La vigueur du franc suisse plane sur les opérations de fusions-acquisitions
La flambée récente du franc suisse, consécutive à l’abandon surprise du taux plancher par la Banque nationale de Suisse, pourrait avoir des conséquences inattendues sur le terrain des fusions-acquisitions. La valeur des actifs à dominante helvétique sur le marché devrait pâtir de ce renchérissement de la devise et donner quelques arguments à des prétendants étrangers dans la phase de négociation.

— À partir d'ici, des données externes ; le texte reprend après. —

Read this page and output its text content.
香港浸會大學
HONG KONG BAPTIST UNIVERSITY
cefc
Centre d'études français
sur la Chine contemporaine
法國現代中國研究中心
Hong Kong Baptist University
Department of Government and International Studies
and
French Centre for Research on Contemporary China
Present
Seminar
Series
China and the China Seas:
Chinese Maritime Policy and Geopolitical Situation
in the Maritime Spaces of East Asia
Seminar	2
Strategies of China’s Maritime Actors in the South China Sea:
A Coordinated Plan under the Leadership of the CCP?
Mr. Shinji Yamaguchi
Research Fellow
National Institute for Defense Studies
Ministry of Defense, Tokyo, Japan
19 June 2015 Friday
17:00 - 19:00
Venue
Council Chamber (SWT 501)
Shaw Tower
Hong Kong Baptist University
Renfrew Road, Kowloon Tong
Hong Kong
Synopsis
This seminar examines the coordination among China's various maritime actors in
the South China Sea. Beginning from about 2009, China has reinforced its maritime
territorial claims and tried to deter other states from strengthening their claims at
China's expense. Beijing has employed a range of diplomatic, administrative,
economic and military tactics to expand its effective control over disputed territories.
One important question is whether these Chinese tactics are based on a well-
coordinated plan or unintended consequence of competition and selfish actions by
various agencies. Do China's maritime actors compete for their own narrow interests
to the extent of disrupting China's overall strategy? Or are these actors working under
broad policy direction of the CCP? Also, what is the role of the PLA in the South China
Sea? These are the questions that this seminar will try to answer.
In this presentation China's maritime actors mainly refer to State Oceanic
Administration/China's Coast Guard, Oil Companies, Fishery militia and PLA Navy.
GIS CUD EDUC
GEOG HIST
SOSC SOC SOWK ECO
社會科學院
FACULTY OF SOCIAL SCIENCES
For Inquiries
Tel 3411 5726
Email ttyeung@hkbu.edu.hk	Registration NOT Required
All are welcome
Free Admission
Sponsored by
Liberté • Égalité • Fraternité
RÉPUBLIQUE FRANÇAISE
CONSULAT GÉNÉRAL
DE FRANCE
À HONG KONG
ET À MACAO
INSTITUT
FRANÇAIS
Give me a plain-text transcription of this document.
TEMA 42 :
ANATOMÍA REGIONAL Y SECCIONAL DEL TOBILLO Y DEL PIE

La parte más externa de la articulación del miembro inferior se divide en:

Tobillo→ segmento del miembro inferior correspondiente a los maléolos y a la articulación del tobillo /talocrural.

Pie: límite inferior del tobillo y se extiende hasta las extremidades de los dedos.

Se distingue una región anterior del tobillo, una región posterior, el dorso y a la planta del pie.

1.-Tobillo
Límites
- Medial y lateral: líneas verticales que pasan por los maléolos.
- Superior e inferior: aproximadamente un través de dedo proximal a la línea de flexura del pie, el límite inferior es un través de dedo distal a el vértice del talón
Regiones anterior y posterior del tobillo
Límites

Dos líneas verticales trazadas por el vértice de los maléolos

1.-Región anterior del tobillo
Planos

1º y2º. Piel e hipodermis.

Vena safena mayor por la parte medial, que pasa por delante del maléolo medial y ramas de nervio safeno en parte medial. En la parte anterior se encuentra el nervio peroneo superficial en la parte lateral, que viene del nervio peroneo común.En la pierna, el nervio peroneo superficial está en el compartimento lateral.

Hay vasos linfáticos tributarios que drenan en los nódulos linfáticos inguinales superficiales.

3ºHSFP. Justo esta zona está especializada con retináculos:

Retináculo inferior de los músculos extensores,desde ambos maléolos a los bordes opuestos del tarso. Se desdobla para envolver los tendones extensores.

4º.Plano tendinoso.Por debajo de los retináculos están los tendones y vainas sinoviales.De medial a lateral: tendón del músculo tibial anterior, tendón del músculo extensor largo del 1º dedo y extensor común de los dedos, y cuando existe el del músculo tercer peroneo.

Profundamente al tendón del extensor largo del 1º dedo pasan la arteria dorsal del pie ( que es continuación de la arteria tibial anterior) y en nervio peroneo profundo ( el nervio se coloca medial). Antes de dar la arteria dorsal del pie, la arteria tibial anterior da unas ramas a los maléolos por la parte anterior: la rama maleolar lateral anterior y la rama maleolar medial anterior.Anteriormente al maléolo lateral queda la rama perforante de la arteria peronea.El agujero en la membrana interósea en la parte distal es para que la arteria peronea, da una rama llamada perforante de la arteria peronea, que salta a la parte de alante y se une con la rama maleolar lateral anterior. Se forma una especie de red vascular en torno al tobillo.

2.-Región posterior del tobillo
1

C’est potentiellement le cas de Coutts International, l’activité de banque privée internationale de Royal Bank of Scotland (RBS) basée en Suisse. Selon Bloomberg, le niveau des offres pourrait être revu en baisse de 10% à 15%. Le prêteur asiatique DBS serait notamment sur les rangs, associé à Société Générale et J. Safra Sarasin. Julius Baer, en revanche, serait sorti de la course après la décision prise par RBS d’exclure de l’opération l’infrastructure technologique de la banque privée. La cession de Coutts International pourrait représenter au moins 600 millions de dollars.

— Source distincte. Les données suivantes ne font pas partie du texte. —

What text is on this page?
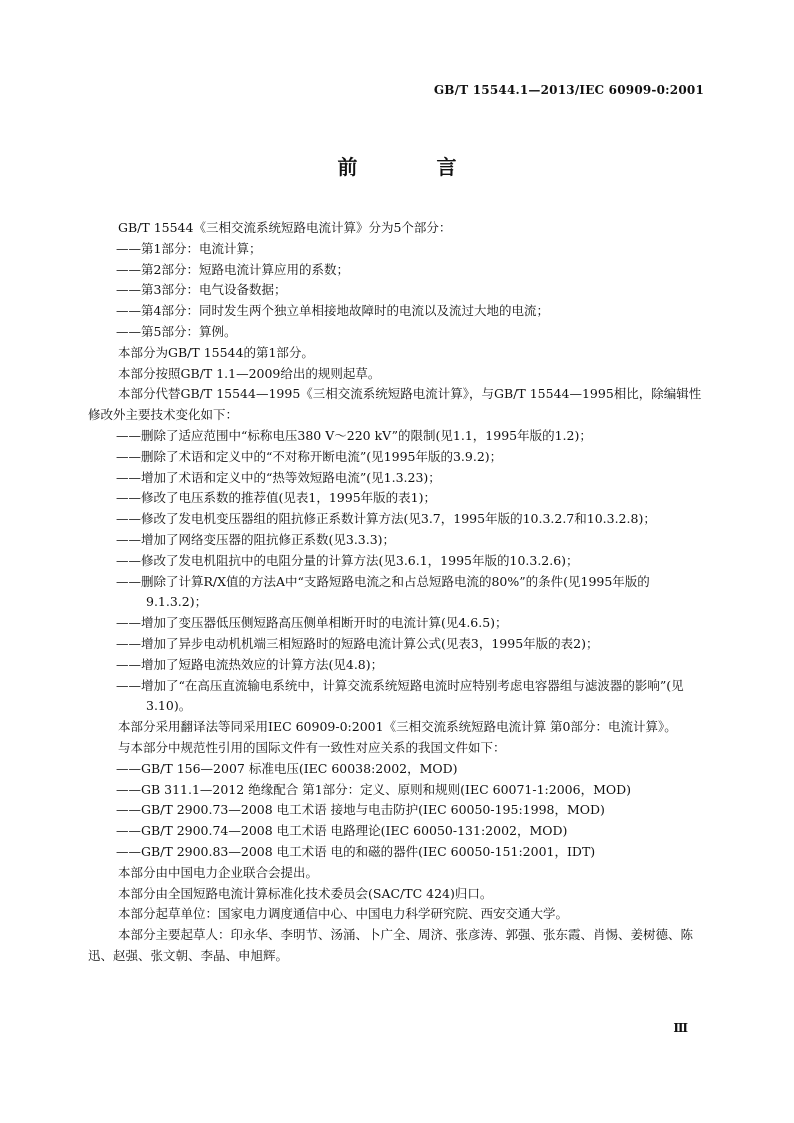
GB/T 15544.1—2013/IEC 60909-0:2001
前 言

GB/T 15544《三相交流系统短路电流计算》分为5个部分：

——第1部分：电流计算；

——第2部分：短路电流计算应用的系数；

——第3部分：电气设备数据；

——第4部分：同时发生两个独立单相接地故障时的电流以及流过大地的电流；

——第5部分：算例。

本部分为GB/T 15544的第1部分。

本部分按照GB/T 1.1—2009给出的规则起草。

本部分代替GB/T 15544—1995《三相交流系统短路电流计算》，与GB/T 15544—1995相比，除编辑性修改外主要技术变化如下：

——删除了适应范围中“标称电压380 V～220 kV”的限制(见1.1，1995年版的1.2)；

——删除了术语和定义中的“不对称开断电流”(见1995年版的3.9.2)；

——增加了术语和定义中的“热等效短路电流”(见1.3.23)；

——修改了电压系数的推荐值(见表1，1995年版的表1)；

——修改了发电机变压器组的阻抗修正系数计算方法(见3.7，1995年版的10.3.2.7和10.3.2.8)；

——增加了网络变压器的阻抗修正系数(见3.3.3)；

——修改了发电机阻抗中的电阻分量的计算方法(见3.6.1，1995年版的10.3.2.6)；

——删除了计算R/X值的方法A中“支路短路电流之和占总短路电流的80%”的条件(见1995年版的9.1.3.2)；

——增加了变压器低压侧短路高压侧单相断开时的电流计算(见4.6.5)；

——增加了异步电动机机端三相短路时的短路电流计算公式(见表3，1995年版的表2)；

——增加了短路电流热效应的计算方法(见4.8)；

——增加了“在高压直流输电系统中，计算交流系统短路电流时应特别考虑电容器组与滤波器的影响”(见3.10)。

本部分采用翻译法等同采用IEC 60909-0:2001《三相交流系统短路电流计算 第0部分：电流计算》。

与本部分中规范性引用的国际文件有一致性对应关系的我国文件如下：

——GB/T 156—2007 标准电压(IEC 60038:2002，MOD)

——GB 311.1—2012 绝缘配合 第1部分：定义、原则和规则(IEC 60071-1:2006，MOD)

——GB/T 2900.73—2008 电工术语 接地与电击防护(IEC 60050-195:1998，MOD)

——GB/T 2900.74—2008 电工术语 电路理论(IEC 60050-131:2002，MOD)

——GB/T 2900.83—2008 电工术语 电的和磁的器件(IEC 60050-151:2001，IDT)

本部分由中国电力企业联合会提出。

本部分由全国短路电流计算标准化技术委员会(SAC/TC 424)归口。

本部分起草单位：国家电力调度通信中心、中国电力科学研究院、西安交通大学。

本部分主要起草人：印永华、李明节、汤涌、卜广全、周济、张彦涛、郭强、张东霞、肖惕、姜树德、陈迅、赵强、张文朝、李晶、申旭辉。

Ⅲ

Comme l’expliquait la semaine dernière Boris Collardi, le directeur général de Julius Baer, un franc plus fort pénalise une banque privée dans la mesure où ses revenus sont majoritairement tirés de la gestion d’actifs libellés en devises étrangères tandis que ses coûts sont en francs. De quoi renforcer la pression sur les plus petits établissements qui devront nécessairement réduire leurs coûts, alors que leurs marges seront soumises à rude épreuve. Un mouvement de consolidation a débuté dans la banque privée suisse l’an dernier et devrait se poursuivre dans les mois à venir. Avec ce nouveau facteur monétaire, les marges de manœuvre seront particulièrement réduites pour les acteurs de petite taille.
Inversement, des groupes suisses en quête de croissance externe à l'étranger, et particulièrement aux Etats-Unis, disposent d’une corde de plus à leur arc. C’est le cas d’acteurs tels que Novartis, Syngenta ou Nestlé. D’après les données de Bloomberg, les vingt sociétés du SMI affichent 260 milliards de dollars de trésorerie et équivalents. Cet impact théorique de la devise est toutefois à relativiser. Le directeur général de Roche, Severin Schwan, a assuré la semaine dernière que la vigueur du franc aurait «zéro impact» sur la stratégie du groupe en matière de M&A.